Une ingénieure fait l’inventaire des paillettes de sperme, le 9 septembre au CHU de Nantes. Photo Alban Lécuyer pour Libération
Chef du service d’aide à la procréation au CHU de Nantes, le Pr Fréour bat en brèche les inquiétudes autour d’une réforme attendue.
Trente-neuf ans, cinq enfants bien à lui mais des milliers de bébés à son actif. Quand on pénètre dans le bureau de Thomas Fréour, on entre d’emblée dans le vif du sujet : dessins d’enfants au mur et gros spermatozoïde en porcelaine à côté de l’ordi. Depuis six ans, le biologiste est chef du service d’aide médicale à la procréation du CHU de Nantes, deuxième plus gros centre public de France. Soit une grosse machine à aider les couples infertiles. Une sympathique fabrique de nourrissons (300 à 400 par an) avec quelque 1 100 fécondations in vitro annuelles et un service intégré de dons de sperme et d’ovocytes.

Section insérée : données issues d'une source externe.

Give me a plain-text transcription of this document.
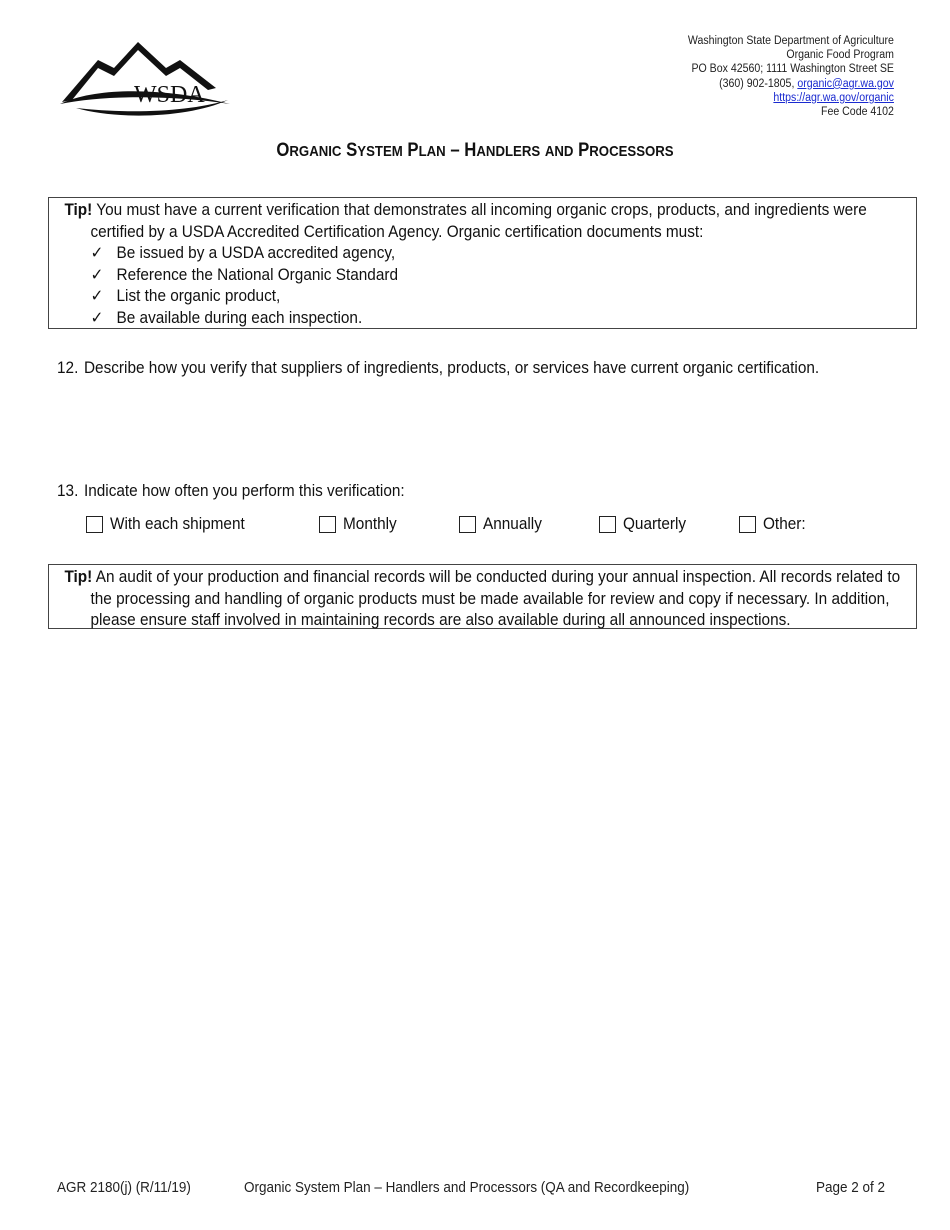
WSDA
Washington State Department of Agriculture
Organic Food Program
PO Box 42560; 1111 Washington Street SE
(360) 902-1805, organic@agr.wa.gov
https://agr.wa.gov/organic
Fee Code 4102
ORGANIC SYSTEM PLAN – HANDLERS AND PROCESSORS

Tip! You must have a current verification that demonstrates all incoming organic crops, products, and ingredients were certified by a USDA Accredited Certification Agency. Organic certification documents must:

✓ Be issued by a USDA accredited agency,
✓ Reference the National Organic Standard
✓ List the organic product,
✓ Be available during each inspection.
12. Describe how you verify that suppliers of ingredients, products, or services have current organic certification.
13. Indicate how often you perform this verification:
With each shipment	Monthly	Annually	Quarterly	Other:

Tip! An audit of your production and financial records will be conducted during your annual inspection. All records related to the processing and handling of organic products must be made available for review and copy if necessary. In addition, please ensure staff involved in maintaining records are also available during all announced inspections.

AGR 2180(j) (R/11/19)	Organic System Plan – Handlers and Processors (QA and Recordkeeping)	Page 2 of 2
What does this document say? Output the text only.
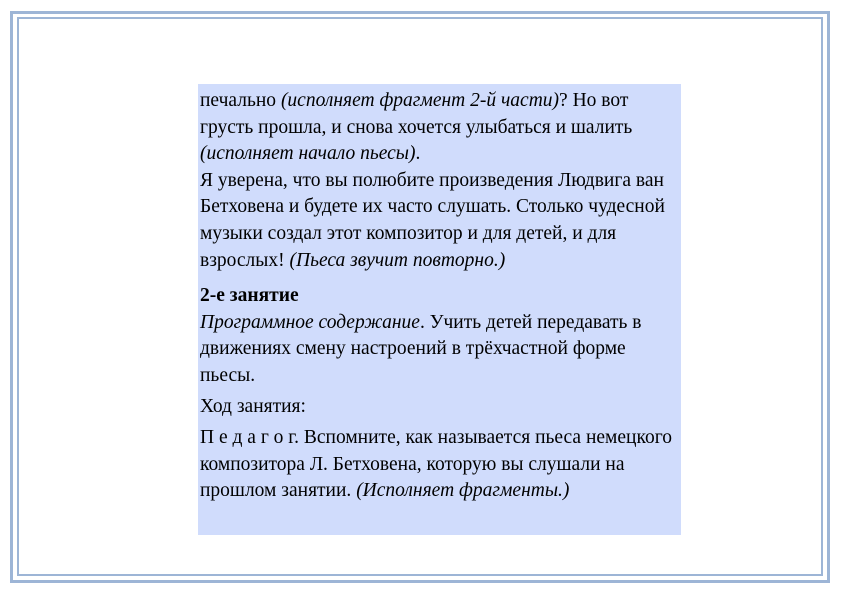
печально (исполняет фрагмент 2-й части)? Но вот грусть прошла, и снова хочется улыбаться и шалить (исполняет начало пьесы).

Я уверена, что вы полюбите произведения Людвига ван Бетховена и будете их часто слушать. Столько чудесной музыки создал этот композитор и для детей, и для взрослых! (Пьеса звучит повторно.)

2-е занятие

Программное содержание. Учить детей передавать в движениях смену настроений в трёхчастной форме пьесы.

Ход занятия:

П е д а г о г. Вспомните, как называется пьеса немецкого композитора Л. Бетховена, которую вы слушали на прошлом занятии. (Исполняет фрагменты.)
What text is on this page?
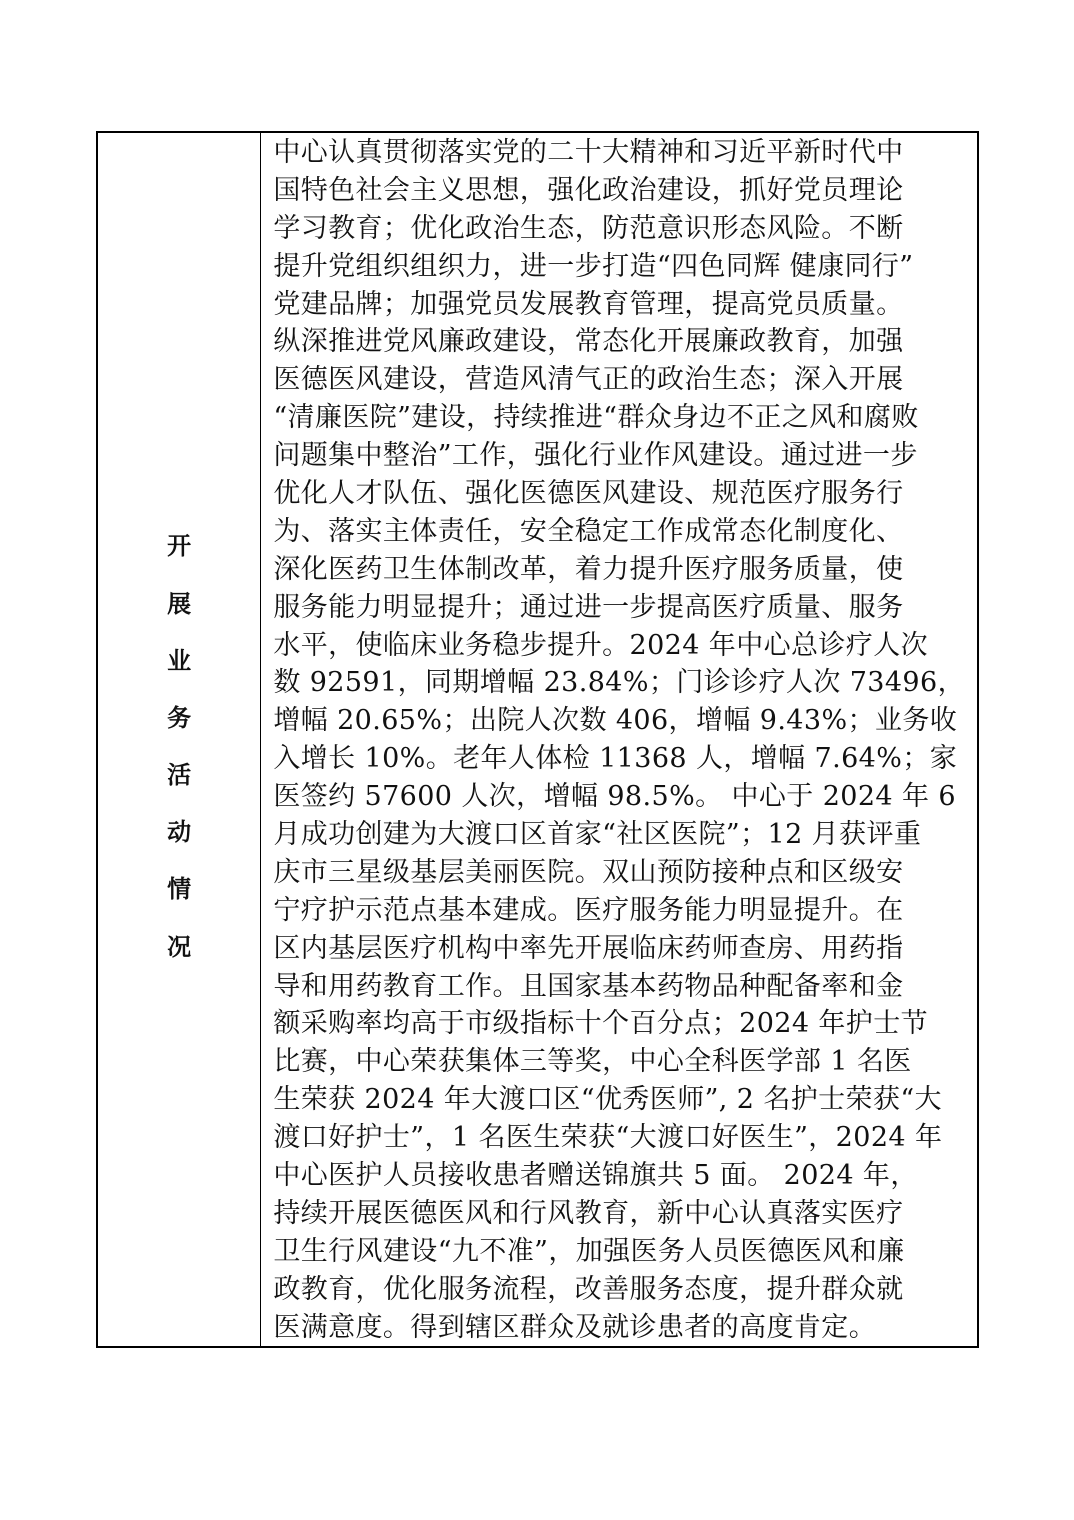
开
展
业
务
活
动
情
况
中心认真贯彻落实党的二十大精神和习近平新时代中
国特色社会主义思想，强化政治建设，抓好党员理论
学习教育；优化政治生态，防范意识形态风险。不断
提升党组织组织力，进一步打造“四色同辉 健康同行”
党建品牌；加强党员发展教育管理，提高党员质量。
纵深推进党风廉政建设，常态化开展廉政教育，加强
医德医风建设，营造风清气正的政治生态；深入开展
“清廉医院”建设，持续推进“群众身边不正之风和腐败
问题集中整治”工作，强化行业作风建设。通过进一步
优化人才队伍、强化医德医风建设、规范医疗服务行
为、落实主体责任，安全稳定工作成常态化制度化、
深化医药卫生体制改革，着力提升医疗服务质量，使
服务能力明显提升；通过进一步提高医疗质量、服务
水平，使临床业务稳步提升。2024 年中心总诊疗人次
数 92591，同期增幅 23.84%；门诊诊疗人次 73496，
增幅 20.65%；出院人次数 406，增幅 9.43%；业务收
入增长 10%。老年人体检 11368 人，增幅 7.64%；家
医签约 57600 人次，增幅 98.5%。 中心于 2024 年 6
月成功创建为大渡口区首家“社区医院”；12 月获评重
庆市三星级基层美丽医院。双山预防接种点和区级安
宁疗护示范点基本建成。医疗服务能力明显提升。在
区内基层医疗机构中率先开展临床药师查房、用药指
导和用药教育工作。且国家基本药物品种配备率和金
额采购率均高于市级指标十个百分点；2024 年护士节
比赛，中心荣获集体三等奖，中心全科医学部 1 名医
生荣获 2024 年大渡口区“优秀医师”, 2 名护士荣获“大
渡口好护士”，1 名医生荣获“大渡口好医生”，2024 年
中心医护人员接收患者赠送锦旗共 5 面。 2024 年，
持续开展医德医风和行风教育，新中心认真落实医疗
卫生行风建设“九不准”，加强医务人员医德医风和廉
政教育，优化服务流程，改善服务态度，提升群众就
医满意度。得到辖区群众及就诊患者的高度肯定。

Ici, pas de blouses blanches (sauf pour ceux qui manient les quelque 50 000 paillettes de gamètes et embryons conservés bien au froid dans des cuves) : «On évite la verticalité. On n’oublie pas que les gens qui viennent ici nous confient leur intimité et leurs espoirs de devenir parents. Donc nous veillons à ne pas tenir un langage trop technique et à être dispo, empathiques. Le désir d’enfant n’est pas un caprice, c’est tripal.»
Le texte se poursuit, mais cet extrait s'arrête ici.